Charlie Cox

Personal information
- Full name: Charles John Cox
- Date of birth: 19 February 1926
- Place of birth: Yoker, Scotland
- Date of death: 15 December 2008 (aged 82)
- Place of death: Glasgow, Scotland
- Height: 5 ft 8 in (1.73 m)
- Position: Right half

Senior career*
- Years: Team / Apps / (Gls)
- –: Yoker Athletic
- 1944–1951: Heart of Midlothian / 115 / (5)
- 1951–1958: Motherwell / 88 / (4)
- Total:  / 203 / (9)

= Charlie Cox (footballer, born 1926) =

Scottish footballer

Charles John Cox (19 February 1926 – 15 December 2008) was a Scottish footballer who played as a right half for Heart of Midlothian and Motherwell.
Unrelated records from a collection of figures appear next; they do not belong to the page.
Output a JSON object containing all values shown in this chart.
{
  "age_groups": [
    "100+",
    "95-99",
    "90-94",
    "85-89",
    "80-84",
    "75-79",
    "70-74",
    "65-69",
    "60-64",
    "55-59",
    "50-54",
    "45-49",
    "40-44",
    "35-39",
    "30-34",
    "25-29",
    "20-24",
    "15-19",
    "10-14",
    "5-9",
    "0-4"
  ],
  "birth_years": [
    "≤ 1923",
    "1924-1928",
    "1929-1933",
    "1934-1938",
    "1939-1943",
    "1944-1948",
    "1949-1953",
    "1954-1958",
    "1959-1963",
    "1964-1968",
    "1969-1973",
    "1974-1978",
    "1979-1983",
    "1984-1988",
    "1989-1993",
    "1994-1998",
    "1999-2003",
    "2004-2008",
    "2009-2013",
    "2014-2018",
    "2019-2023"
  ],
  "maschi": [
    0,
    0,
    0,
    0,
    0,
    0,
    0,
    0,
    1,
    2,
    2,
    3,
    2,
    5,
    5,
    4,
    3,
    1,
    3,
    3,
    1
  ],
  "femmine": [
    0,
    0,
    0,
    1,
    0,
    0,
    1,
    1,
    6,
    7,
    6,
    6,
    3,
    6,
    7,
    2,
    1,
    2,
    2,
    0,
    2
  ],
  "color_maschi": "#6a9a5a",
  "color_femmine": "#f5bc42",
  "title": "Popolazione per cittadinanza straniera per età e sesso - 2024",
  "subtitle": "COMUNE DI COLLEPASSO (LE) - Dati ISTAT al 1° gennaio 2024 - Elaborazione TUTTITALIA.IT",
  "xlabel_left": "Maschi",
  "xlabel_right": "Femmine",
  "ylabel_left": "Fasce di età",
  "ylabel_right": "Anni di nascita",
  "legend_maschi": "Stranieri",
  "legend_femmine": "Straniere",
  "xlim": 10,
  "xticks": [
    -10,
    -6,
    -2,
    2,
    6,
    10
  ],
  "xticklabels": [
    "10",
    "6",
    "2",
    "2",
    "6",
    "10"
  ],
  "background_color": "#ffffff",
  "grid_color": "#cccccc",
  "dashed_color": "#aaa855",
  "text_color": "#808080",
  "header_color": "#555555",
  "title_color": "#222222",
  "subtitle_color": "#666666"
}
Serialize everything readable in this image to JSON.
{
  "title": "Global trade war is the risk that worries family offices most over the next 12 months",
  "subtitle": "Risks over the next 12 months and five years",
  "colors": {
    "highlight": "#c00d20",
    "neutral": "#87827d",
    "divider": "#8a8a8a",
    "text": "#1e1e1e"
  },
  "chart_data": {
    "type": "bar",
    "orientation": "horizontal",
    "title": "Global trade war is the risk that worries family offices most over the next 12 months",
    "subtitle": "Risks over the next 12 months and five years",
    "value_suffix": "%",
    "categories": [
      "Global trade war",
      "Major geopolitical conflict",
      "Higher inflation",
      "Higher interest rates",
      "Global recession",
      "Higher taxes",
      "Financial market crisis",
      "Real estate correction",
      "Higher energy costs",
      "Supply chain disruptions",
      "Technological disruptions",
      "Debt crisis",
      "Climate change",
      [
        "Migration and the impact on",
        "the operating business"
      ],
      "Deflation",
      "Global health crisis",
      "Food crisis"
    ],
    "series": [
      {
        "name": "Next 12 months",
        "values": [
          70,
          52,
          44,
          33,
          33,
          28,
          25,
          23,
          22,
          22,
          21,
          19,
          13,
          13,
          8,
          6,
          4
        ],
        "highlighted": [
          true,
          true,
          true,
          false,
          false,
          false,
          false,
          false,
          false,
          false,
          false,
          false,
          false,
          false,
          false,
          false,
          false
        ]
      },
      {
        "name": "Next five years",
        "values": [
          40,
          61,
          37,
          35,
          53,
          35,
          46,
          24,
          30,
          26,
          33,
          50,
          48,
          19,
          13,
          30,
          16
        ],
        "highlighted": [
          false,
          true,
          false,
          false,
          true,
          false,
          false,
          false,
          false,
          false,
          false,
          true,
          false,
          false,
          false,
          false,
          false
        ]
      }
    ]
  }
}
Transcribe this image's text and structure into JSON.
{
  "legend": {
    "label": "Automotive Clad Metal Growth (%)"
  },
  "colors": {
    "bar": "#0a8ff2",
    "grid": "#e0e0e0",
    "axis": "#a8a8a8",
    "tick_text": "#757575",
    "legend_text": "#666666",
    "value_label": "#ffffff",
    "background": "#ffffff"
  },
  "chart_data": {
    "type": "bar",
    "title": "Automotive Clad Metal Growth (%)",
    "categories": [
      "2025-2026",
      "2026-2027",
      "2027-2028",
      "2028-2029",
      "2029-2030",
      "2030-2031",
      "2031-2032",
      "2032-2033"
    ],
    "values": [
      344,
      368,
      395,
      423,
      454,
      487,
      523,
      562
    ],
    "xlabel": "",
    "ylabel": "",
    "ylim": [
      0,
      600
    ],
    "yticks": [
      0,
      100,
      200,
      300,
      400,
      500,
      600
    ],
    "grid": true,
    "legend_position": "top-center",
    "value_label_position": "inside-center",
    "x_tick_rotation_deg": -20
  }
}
Having started out with Hearts before their successful period later in the decade, he won the Scottish Cup with Motherwell in 1952 only a few months after moving to Lanarkshire along with Tommy Sloan, and although the club was relegated the following season, he was still in the team when they gained promotion immediately as 1953–54 Scottish Division Two winners. He also took part in the 1954 Scottish League Cup Final, a defeat to his former employers. His career was latterly interrupted by injuries. His uncle John Blair was also a footballer, and also won silverware with Motherwell.
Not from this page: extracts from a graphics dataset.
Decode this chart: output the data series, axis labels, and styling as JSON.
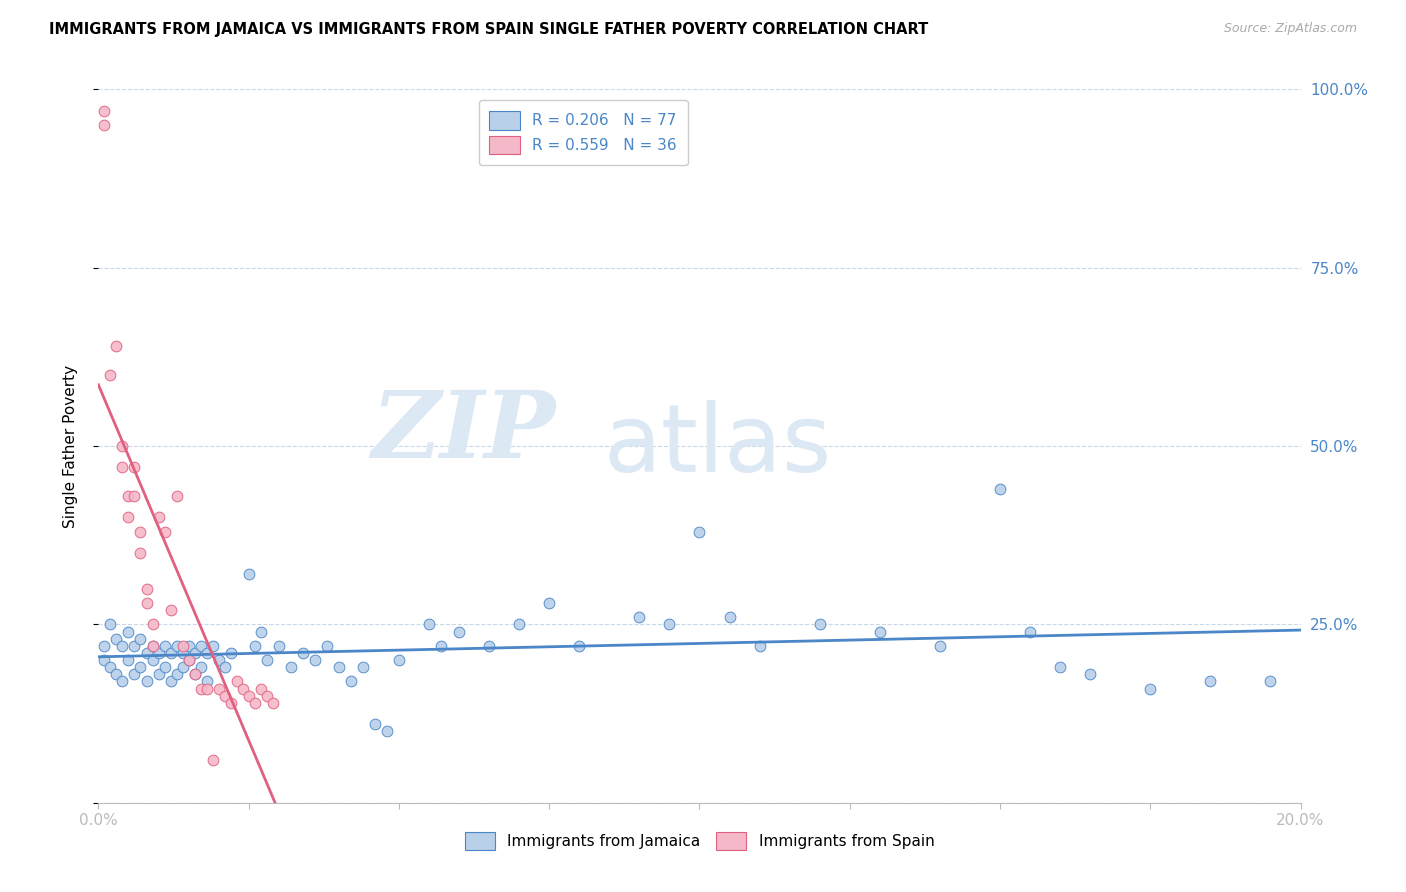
{
  "title": "IMMIGRANTS FROM JAMAICA VS IMMIGRANTS FROM SPAIN SINGLE FATHER POVERTY CORRELATION CHART",
  "source": "Source: ZipAtlas.com",
  "ylabel": "Single Father Poverty",
  "legend_series1": "Immigrants from Jamaica",
  "legend_series2": "Immigrants from Spain",
  "jamaica_color": "#b8d0e8",
  "spain_color": "#f5b8c8",
  "jamaica_line_color": "#4a86c8",
  "spain_line_color": "#e06080",
  "watermark_zip": "ZIP",
  "watermark_atlas": "atlas",
  "jamaica_scatter": [
    [
      0.001,
      0.22
    ],
    [
      0.001,
      0.2
    ],
    [
      0.002,
      0.25
    ],
    [
      0.002,
      0.19
    ],
    [
      0.003,
      0.23
    ],
    [
      0.003,
      0.18
    ],
    [
      0.004,
      0.22
    ],
    [
      0.004,
      0.17
    ],
    [
      0.005,
      0.24
    ],
    [
      0.005,
      0.2
    ],
    [
      0.006,
      0.22
    ],
    [
      0.006,
      0.18
    ],
    [
      0.007,
      0.23
    ],
    [
      0.007,
      0.19
    ],
    [
      0.008,
      0.21
    ],
    [
      0.008,
      0.17
    ],
    [
      0.009,
      0.22
    ],
    [
      0.009,
      0.2
    ],
    [
      0.01,
      0.21
    ],
    [
      0.01,
      0.18
    ],
    [
      0.011,
      0.22
    ],
    [
      0.011,
      0.19
    ],
    [
      0.012,
      0.21
    ],
    [
      0.012,
      0.17
    ],
    [
      0.013,
      0.22
    ],
    [
      0.013,
      0.18
    ],
    [
      0.014,
      0.21
    ],
    [
      0.014,
      0.19
    ],
    [
      0.015,
      0.22
    ],
    [
      0.015,
      0.2
    ],
    [
      0.016,
      0.21
    ],
    [
      0.016,
      0.18
    ],
    [
      0.017,
      0.22
    ],
    [
      0.017,
      0.19
    ],
    [
      0.018,
      0.21
    ],
    [
      0.018,
      0.17
    ],
    [
      0.019,
      0.22
    ],
    [
      0.02,
      0.2
    ],
    [
      0.021,
      0.19
    ],
    [
      0.022,
      0.21
    ],
    [
      0.025,
      0.32
    ],
    [
      0.026,
      0.22
    ],
    [
      0.027,
      0.24
    ],
    [
      0.028,
      0.2
    ],
    [
      0.03,
      0.22
    ],
    [
      0.032,
      0.19
    ],
    [
      0.034,
      0.21
    ],
    [
      0.036,
      0.2
    ],
    [
      0.038,
      0.22
    ],
    [
      0.04,
      0.19
    ],
    [
      0.042,
      0.17
    ],
    [
      0.044,
      0.19
    ],
    [
      0.046,
      0.11
    ],
    [
      0.048,
      0.1
    ],
    [
      0.05,
      0.2
    ],
    [
      0.055,
      0.25
    ],
    [
      0.057,
      0.22
    ],
    [
      0.06,
      0.24
    ],
    [
      0.065,
      0.22
    ],
    [
      0.07,
      0.25
    ],
    [
      0.075,
      0.28
    ],
    [
      0.08,
      0.22
    ],
    [
      0.09,
      0.26
    ],
    [
      0.095,
      0.25
    ],
    [
      0.1,
      0.38
    ],
    [
      0.105,
      0.26
    ],
    [
      0.11,
      0.22
    ],
    [
      0.12,
      0.25
    ],
    [
      0.13,
      0.24
    ],
    [
      0.14,
      0.22
    ],
    [
      0.15,
      0.44
    ],
    [
      0.155,
      0.24
    ],
    [
      0.16,
      0.19
    ],
    [
      0.165,
      0.18
    ],
    [
      0.175,
      0.16
    ],
    [
      0.185,
      0.17
    ],
    [
      0.195,
      0.17
    ]
  ],
  "spain_scatter": [
    [
      0.001,
      0.97
    ],
    [
      0.001,
      0.95
    ],
    [
      0.002,
      0.6
    ],
    [
      0.003,
      0.64
    ],
    [
      0.004,
      0.5
    ],
    [
      0.004,
      0.47
    ],
    [
      0.005,
      0.43
    ],
    [
      0.005,
      0.4
    ],
    [
      0.006,
      0.47
    ],
    [
      0.006,
      0.43
    ],
    [
      0.007,
      0.38
    ],
    [
      0.007,
      0.35
    ],
    [
      0.008,
      0.3
    ],
    [
      0.008,
      0.28
    ],
    [
      0.009,
      0.25
    ],
    [
      0.009,
      0.22
    ],
    [
      0.01,
      0.4
    ],
    [
      0.011,
      0.38
    ],
    [
      0.012,
      0.27
    ],
    [
      0.013,
      0.43
    ],
    [
      0.014,
      0.22
    ],
    [
      0.015,
      0.2
    ],
    [
      0.016,
      0.18
    ],
    [
      0.017,
      0.16
    ],
    [
      0.018,
      0.16
    ],
    [
      0.019,
      0.06
    ],
    [
      0.02,
      0.16
    ],
    [
      0.021,
      0.15
    ],
    [
      0.022,
      0.14
    ],
    [
      0.023,
      0.17
    ],
    [
      0.024,
      0.16
    ],
    [
      0.025,
      0.15
    ],
    [
      0.026,
      0.14
    ],
    [
      0.027,
      0.16
    ],
    [
      0.028,
      0.15
    ],
    [
      0.029,
      0.14
    ]
  ],
  "xlim": [
    0,
    0.2
  ],
  "ylim": [
    0,
    1.0
  ],
  "xticks": [
    0.0,
    0.025,
    0.05,
    0.075,
    0.1,
    0.125,
    0.15,
    0.175,
    0.2
  ],
  "yticks": [
    0.0,
    0.25,
    0.5,
    0.75,
    1.0
  ],
  "ytick_labels": [
    "",
    "25.0%",
    "50.0%",
    "75.0%",
    "100.0%"
  ]
}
Cox never played international football, but some reference books list him as having played once for Scotland in a 3–0 defeat by France in 1948 – the player who did take part at short notice, the right back Sammy Cox, was a distant relative. Additional confusion derived from the fact that the player removed from the original line-up (Billy Campbell) played the same position as Charlie Cox; however in fact other players were moved around to accommodate the change.